18 octobre > Nouvelles Etats-Unis > Susan Sontag

Alors qu’une imposante biographie de Susan Sontag (1933-2004), la première en français, écrite par Béatrice Mousli vient de paraître chez Flammarion, Christian Bourgois, son éditeur de toujours, qui a entrepris la publication de ses œuvres complètes, réédite, augmenté de deux textes inédits, Moi, etcetera, paru en 1983 au Seuil, le premier recueil de nouvelles de l’intellectuelle américaine.
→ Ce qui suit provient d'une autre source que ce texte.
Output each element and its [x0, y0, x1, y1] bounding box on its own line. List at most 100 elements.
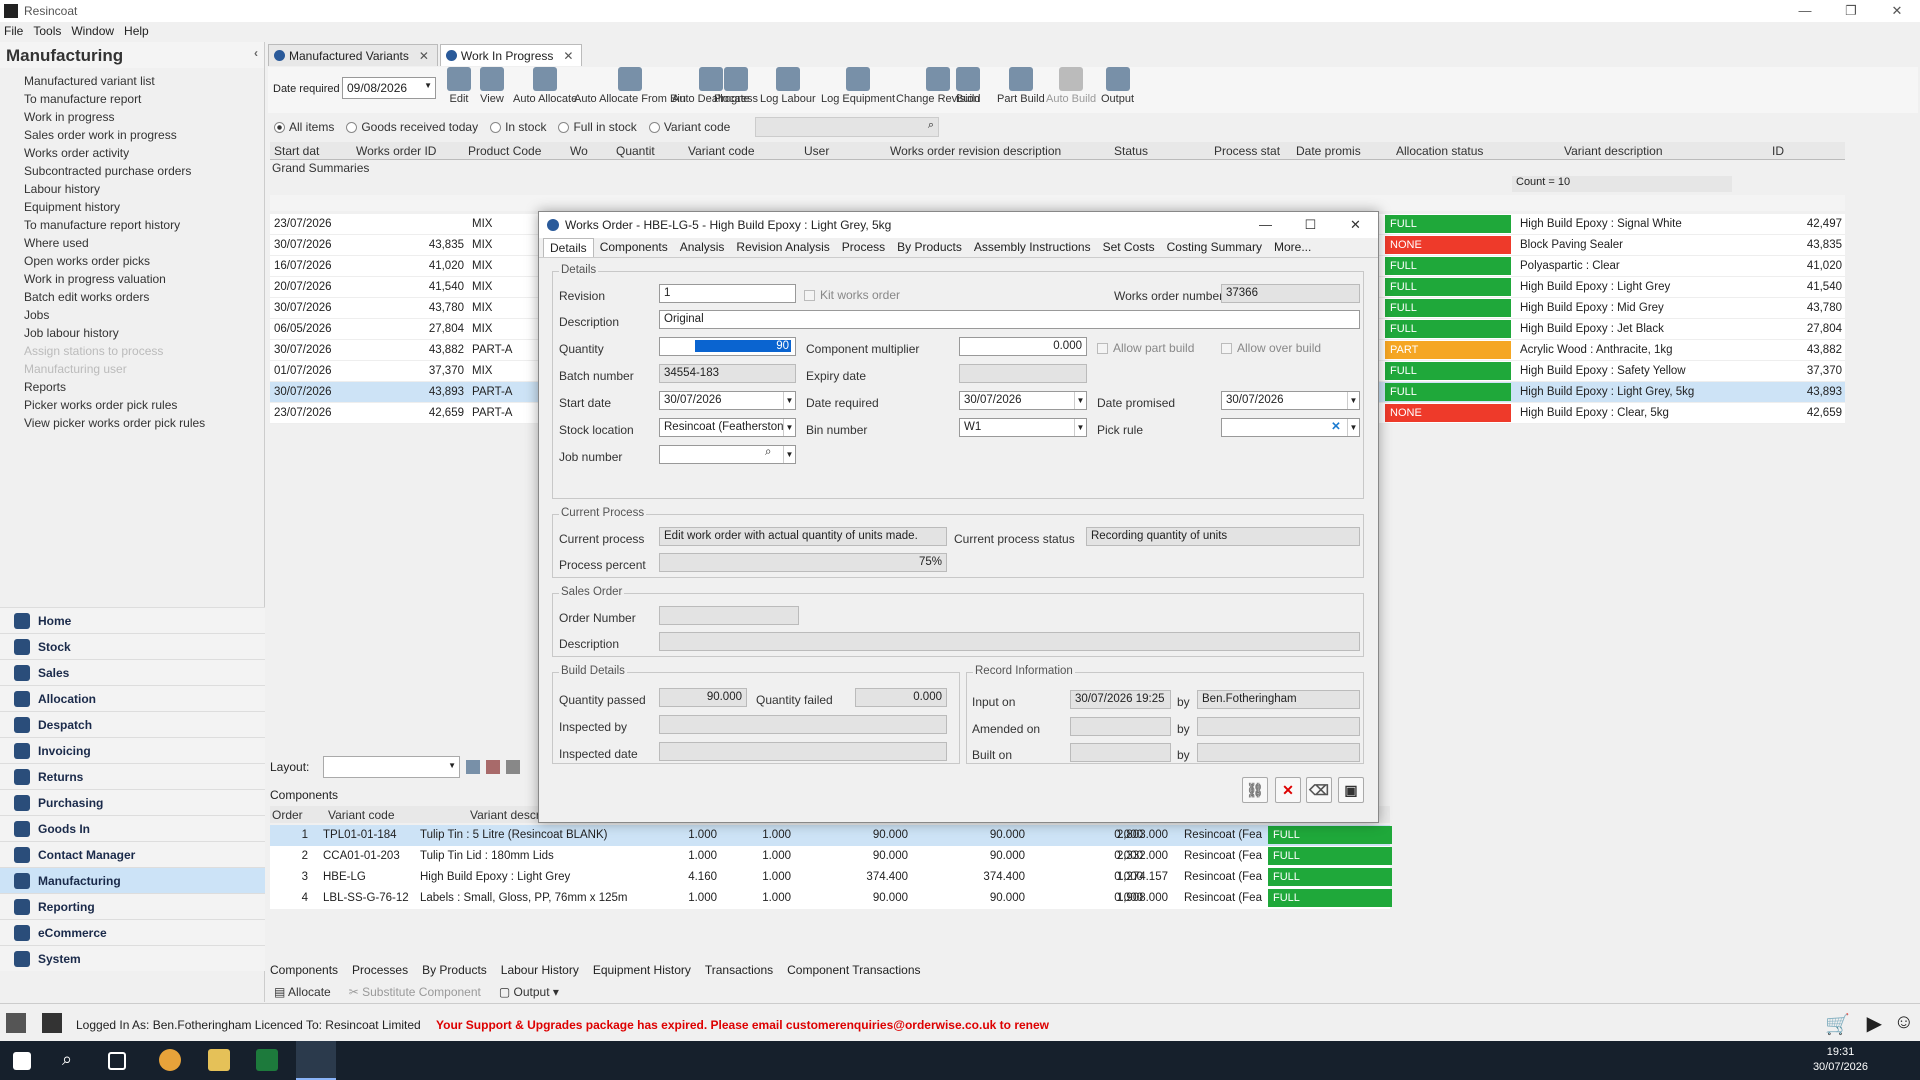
bottom-tab-equipment-history[interactable]: Equipment History — [593, 963, 691, 977]
dialog-tab-more-[interactable]: More... — [1268, 238, 1317, 257]
revision-field[interactable]: 1 — [659, 284, 796, 303]
restore-icon[interactable]: ❐ — [1828, 3, 1874, 19]
grid-column-header[interactable]: Date promis — [1296, 144, 1361, 158]
left-nav-link[interactable]: Picker works order pick rules — [24, 396, 264, 414]
tab-manufactured-variants[interactable]: Manufactured Variants ✕ — [268, 44, 438, 66]
menu-help[interactable]: Help — [124, 24, 149, 42]
menu-file[interactable]: File — [4, 24, 23, 42]
date-required-input[interactable]: 09/08/2026 ▼ — [342, 77, 436, 99]
start-date-field[interactable]: 30/07/2026 ▼ — [659, 391, 796, 410]
task-view-icon[interactable] — [108, 1052, 126, 1070]
dropdown-icon[interactable]: ▼ — [783, 446, 795, 463]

Neuf histoires écrites sur plus de dix ans, à partir de la fin des années 1970 dans des revues comme The New Yorker, Harper’s Bazaar, American Review, Playboy…, des fictions pour penser, pour comprendre. "Ne pas s’affoler. "La confession n’est rien. La connaissance est tout." C’est une citation, mais je ne saurais dire de qui", observe-t-elle dans "Projet d’un voyage en Chine" qui ouvre le recueil et où elle évoque, à sa manière, très elliptique, son père mort en Chine quand elle avait 6 ans. Style télégraphique, narration faite de notes, de listes, de bribes et d’énumérations, de collages, de lettres dans "Scène épistolaire" ou de dialogues dans "Visite non guidée" qui tisse ensemble avec causticité les clichés interchangeables du tourisme culturel en couple et en Europe. Mais aussi fable, comme dans "Le mannequin" où un homme se fait remplacer par un robot clone qui vit sa vie à sa place - "De nous deux, le mannequin sera aussi le mari de ma femme" - jusqu’à ce que celui-ci tombe amoureux de sa secrétaire et veuille à son tour changer de vie, contraignant l’original qui n’a aucune envie de réintégrer son quotidien à inventer une troisième copie…

Ce qui retient l’attention dans cette forme fictionnelle éloignée des essais théoriques, c’est le goût de Susan Sontag pour la suspension. Tout ce que ces nouvelles plastiques, pleines de perplexité et d’incertitude, révèlent du processus de connaissance qui se déploie chez cette écrivaine qui s’est fermement prononcée "Contre l’interprétation" (L’œuvre parle, Christian Bourgois éditeur, 2010). Dans sa courte préface, l’éditeur Benjamin Taylor relève : "Les nouvelles sont les textes qu’il faut fréquenter pour appréhender Sontag au plus intime."V. R.